What if the matrix is not diagonalizable? If one can prove that the set of diagonalizable matrices is dense in the set of all matrices, the remaining parts can be supplemented using limits, but this is obviously cumbersome. Is there a more direct and elegant proof? Yes! And it is extremely ingenious, which is exactly the main reason I wrote this article.

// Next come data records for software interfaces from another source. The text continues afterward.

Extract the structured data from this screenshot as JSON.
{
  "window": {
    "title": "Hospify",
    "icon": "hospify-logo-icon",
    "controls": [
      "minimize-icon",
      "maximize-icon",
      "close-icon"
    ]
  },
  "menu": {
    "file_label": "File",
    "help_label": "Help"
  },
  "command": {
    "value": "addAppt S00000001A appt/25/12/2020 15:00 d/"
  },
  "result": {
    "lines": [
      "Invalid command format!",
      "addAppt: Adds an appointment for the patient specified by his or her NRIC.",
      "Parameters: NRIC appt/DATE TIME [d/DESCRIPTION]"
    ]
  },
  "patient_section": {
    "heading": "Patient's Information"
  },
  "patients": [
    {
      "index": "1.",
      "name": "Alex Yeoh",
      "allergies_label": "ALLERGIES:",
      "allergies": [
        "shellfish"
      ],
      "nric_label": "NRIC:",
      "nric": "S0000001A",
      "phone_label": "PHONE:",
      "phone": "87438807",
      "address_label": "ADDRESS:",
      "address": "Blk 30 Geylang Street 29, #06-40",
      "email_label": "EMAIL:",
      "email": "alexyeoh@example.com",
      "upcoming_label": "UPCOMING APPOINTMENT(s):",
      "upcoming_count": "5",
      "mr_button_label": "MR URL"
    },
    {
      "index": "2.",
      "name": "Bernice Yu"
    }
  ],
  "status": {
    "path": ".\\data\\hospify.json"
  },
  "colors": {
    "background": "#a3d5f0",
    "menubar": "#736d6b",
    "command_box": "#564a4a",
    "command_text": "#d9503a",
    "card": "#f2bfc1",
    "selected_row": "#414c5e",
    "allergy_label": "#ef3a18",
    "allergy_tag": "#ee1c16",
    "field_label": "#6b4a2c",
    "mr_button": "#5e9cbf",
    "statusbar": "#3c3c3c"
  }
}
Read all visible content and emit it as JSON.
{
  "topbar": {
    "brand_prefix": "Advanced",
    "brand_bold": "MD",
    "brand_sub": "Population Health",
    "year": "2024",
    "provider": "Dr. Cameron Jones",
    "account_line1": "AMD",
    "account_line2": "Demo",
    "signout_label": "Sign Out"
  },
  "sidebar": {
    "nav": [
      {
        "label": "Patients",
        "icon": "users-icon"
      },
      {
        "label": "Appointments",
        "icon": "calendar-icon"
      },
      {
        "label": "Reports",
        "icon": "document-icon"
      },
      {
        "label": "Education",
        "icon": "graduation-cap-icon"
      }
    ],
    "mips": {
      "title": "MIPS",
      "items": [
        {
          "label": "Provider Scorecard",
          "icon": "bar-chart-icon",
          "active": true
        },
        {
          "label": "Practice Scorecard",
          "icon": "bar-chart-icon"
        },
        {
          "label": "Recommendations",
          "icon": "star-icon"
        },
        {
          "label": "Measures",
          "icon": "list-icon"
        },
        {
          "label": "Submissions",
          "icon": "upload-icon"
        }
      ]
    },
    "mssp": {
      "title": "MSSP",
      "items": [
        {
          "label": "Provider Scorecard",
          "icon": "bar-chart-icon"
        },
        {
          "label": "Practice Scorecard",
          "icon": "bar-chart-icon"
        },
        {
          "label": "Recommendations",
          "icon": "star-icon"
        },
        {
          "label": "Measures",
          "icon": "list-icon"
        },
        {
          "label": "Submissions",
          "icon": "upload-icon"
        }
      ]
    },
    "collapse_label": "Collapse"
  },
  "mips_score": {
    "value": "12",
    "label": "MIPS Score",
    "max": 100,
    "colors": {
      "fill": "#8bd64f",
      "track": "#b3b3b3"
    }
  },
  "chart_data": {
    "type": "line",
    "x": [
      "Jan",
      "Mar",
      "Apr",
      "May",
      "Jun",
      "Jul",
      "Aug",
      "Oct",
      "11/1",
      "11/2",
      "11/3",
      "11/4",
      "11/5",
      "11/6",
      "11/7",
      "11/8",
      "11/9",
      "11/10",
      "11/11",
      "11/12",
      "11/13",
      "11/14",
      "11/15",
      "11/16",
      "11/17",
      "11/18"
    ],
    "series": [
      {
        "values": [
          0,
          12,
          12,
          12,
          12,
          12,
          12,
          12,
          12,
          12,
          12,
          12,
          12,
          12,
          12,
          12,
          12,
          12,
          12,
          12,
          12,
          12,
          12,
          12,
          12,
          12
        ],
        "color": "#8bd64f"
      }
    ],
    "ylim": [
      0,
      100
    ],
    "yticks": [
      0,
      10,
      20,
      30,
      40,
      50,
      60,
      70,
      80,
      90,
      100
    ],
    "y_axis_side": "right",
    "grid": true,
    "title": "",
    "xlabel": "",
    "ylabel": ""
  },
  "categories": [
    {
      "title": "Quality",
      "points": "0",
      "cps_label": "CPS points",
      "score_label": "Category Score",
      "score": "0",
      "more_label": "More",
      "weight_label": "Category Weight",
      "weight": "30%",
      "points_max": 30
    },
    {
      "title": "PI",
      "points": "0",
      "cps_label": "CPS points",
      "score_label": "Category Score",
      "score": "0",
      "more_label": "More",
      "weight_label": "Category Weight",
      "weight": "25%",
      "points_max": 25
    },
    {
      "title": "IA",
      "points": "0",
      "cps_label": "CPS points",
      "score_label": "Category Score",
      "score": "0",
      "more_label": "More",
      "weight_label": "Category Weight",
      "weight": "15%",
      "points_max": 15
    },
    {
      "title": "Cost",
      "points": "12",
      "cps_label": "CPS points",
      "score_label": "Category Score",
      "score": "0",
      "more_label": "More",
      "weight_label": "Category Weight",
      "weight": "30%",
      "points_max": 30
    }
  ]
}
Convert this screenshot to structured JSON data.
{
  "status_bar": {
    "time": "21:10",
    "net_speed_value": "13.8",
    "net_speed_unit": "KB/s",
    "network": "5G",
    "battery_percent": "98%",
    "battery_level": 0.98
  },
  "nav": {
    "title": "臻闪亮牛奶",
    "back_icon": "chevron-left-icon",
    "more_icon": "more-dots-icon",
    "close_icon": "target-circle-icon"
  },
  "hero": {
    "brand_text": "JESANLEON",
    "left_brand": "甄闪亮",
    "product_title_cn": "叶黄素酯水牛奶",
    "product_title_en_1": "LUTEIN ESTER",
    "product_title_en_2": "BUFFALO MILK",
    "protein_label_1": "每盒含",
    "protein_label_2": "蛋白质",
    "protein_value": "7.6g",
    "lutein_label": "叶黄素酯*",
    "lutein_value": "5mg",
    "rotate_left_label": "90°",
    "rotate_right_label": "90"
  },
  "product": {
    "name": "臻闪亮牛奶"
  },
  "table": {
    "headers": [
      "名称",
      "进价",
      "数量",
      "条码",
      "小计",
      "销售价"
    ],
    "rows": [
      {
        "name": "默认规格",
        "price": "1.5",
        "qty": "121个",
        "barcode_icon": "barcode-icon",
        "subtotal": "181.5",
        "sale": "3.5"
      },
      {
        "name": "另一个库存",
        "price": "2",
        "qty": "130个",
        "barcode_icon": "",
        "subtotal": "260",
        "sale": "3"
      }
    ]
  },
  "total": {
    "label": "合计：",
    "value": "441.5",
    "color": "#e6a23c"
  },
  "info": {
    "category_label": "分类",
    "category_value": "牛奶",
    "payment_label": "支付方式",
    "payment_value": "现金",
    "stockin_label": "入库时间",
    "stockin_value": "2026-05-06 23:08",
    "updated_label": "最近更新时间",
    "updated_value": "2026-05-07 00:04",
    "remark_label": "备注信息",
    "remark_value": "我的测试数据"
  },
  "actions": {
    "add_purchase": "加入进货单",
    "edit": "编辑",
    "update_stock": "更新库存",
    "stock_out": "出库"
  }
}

This ingenious proof requires us to consider a function with parameter \( t \):

\begin{equation}f(t)=\det(\exp(t\boldsymbol{A}))\label{eq:detexp}\end{equation}

Then we find its derivative (this involves the derivative of a determinant; for the method, please refer to "Derivative of the Determinant"):

\begin{equation}\begin{aligned}\frac{d}{dt}f(t)=&f(t)\text{Tr}\left(\exp(-t\boldsymbol{A})\underbrace{\frac{d}{dt}\exp(t\boldsymbol{A})}_{=\exp(t\boldsymbol{A})\boldsymbol{A}}\right)\\ =&f(t)\text{Tr}(\boldsymbol{A})\end{aligned}\end{equation}

Note that \( \text{Tr}(\boldsymbol{A}) \) is just a number, so we have obtained an ordinary differential equation for \( f(t) \)!! Its solution is:

\begin{equation}f(t)=C\exp(t\,\text{Tr}(\boldsymbol{A}))\end{equation}

From equation \(\eqref{eq:detexp}\), we can see that \( f(0)=1 \), thus \( C=1 \), so \( f(t)=\exp(t\,\text{Tr}(\boldsymbol{A})) \). Therefore, we have proven:

\begin{equation}\det(\exp(t\boldsymbol{A}))=\exp(t\,\text{Tr}(\boldsymbol{A}))\end{equation}

Setting \( t=1 \), we obtain the identity \(\eqref{eq:main}\).

Isn't it wonderful?

By taking the logarithm of both sides of \(\eqref{eq:main}\) and letting \( \exp(\boldsymbol{A})=\boldsymbol{B} \), we can obtain another common form of this identity:

\begin{equation}\ln\det(\boldsymbol{B}) = \text{Tr}(\ln (\boldsymbol{B}))\end{equation}

That concludes this appreciation session. Thank you for reading!